LE POINT FINAL
10 Septembre 2015 , Rédigé par André Boyer Publié dans #INTERLUDE
UNE VUE DE HAMBOURG
Ainsi, en juin 1978, mon état de transe doctorale prit fin, sans que je parvienne à m'en prémunir.
Haletant sous le poids de l’écriture, je décidais un soir de souffler un peu et de rencontrer mes prochains. Le lendemain, le collier se révéla difficile à reprendre et je me mis à écrire de manière sporadique, alternant les pauses, les courses à faire, la résolution des problèmes en suspens et la thèse. J’étais retombé dans l’ornière, alors que le but était en vue.
Le coup de grâce fut porté à mes efforts vacillants lorsque je décidais de me rendre à Puget-Théniers, dont j’étais l’un des conseillers municipaux fraichement élu, pour assister au lancement d’une extraordinaire opération qui malheureusement se révéla éphémère.
Je ne sais pourquoi, une école allemande de musique avait décidé d’organiser sa session d’été à Puget-Théniers, qui se retrouva envahie par six cent jeunes musiciens allemands, jouant du piano, du violon, du violencelle, du hautbois, de la harpe aussi bien que du saxo ou de la batterie, à moins qu'ils ne se contentent de constituer des chorales sur les placettes de la ville, qui s’en trouvait extraordinairement animée!
Cela ne plaisait qu’à moitié aux habitants dont certains n’hésitaient pas à évoquer une forme d’occupation qui rappelait à certains de mauvais souvenirs, mais enchantait les commerçants qui voyaient arriver non seulement les jeunes mais leurs parents en visite. Le Crédit Agricole de Puget-Théniers devint ainsi pendant la durée de leur session musicale, le premier bureau de change des Alpes-Maritimes.
Parmi les Pugétois, j’étais l’un des rares qui pouvait (et qui voulait) échanger avec eux, un peu en allemand et beaucoup en anglais. Je me plongeais avec délices dans cette ambiance un peu hors sol, qui était exactement ce qu’il me fallait pour oublier complètement la thèse.
Quand j’en émergeais, nous étions en septembre 1978 et c’était le temps de me rendre, hasard total, à Hambourg où se tenait le congrès de l’IIFP, dont on se souviendra que j’avais co-organisé celui de Nice avec le futur Premier Ministre de Hongrie. L’occasion de revoir, en dehors du Congrès proprement dit, quelques protagonistes de l’école de musique dans leur ambiance de vie et de travail.

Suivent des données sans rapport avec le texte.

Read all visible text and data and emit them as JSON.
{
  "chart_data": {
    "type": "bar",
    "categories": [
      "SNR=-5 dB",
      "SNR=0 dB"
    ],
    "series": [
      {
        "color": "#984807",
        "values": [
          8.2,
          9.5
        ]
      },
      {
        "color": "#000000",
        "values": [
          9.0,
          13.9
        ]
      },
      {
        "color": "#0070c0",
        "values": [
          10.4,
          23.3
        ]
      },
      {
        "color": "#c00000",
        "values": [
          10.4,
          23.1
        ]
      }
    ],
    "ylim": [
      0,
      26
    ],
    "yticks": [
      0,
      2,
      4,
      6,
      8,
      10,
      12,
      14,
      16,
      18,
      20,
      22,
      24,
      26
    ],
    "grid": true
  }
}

Celle me permit aussi d’apprécier Hambourg, cette magnifique ville hanséatique rasée par les bombardements anglais de l’opération Gomorrah qui fit quarante mille morts et un million de sans abris. Depuis ce cataclysme, la ville a ressuscité grâce à l’extraordinaire ténacité des Allemands du Nord.
Aussi, à la mi-septembre 1978, je n’avais toujours pas fini ma thèse et je cherchais en moi-même les ressources morales pour en finir. Je me résolus à écrire les quelques dizaines de pages qui manquaient, la fin du dernier chapitre, la conclusion, l’introduction, la bibliographie, les annexes et la table des matières, portant le volume de la thèse à six cent deux pages. Une fois les questions dactylographiques réglées (nous étions dans la période pré informatique, une sorte de préhistoire de l'écriture), il fallut s’occuper du tirage et de la reliure.
Puis les membres du jury furent consultés, la période de soutenance fut fixée dans le courant du mois de décembre 1978, mais les contraintes conjuguées des emplois du temps des cinq membres du jury firent que la date retenue de soutenance fut fixée au 2 janvier 1979.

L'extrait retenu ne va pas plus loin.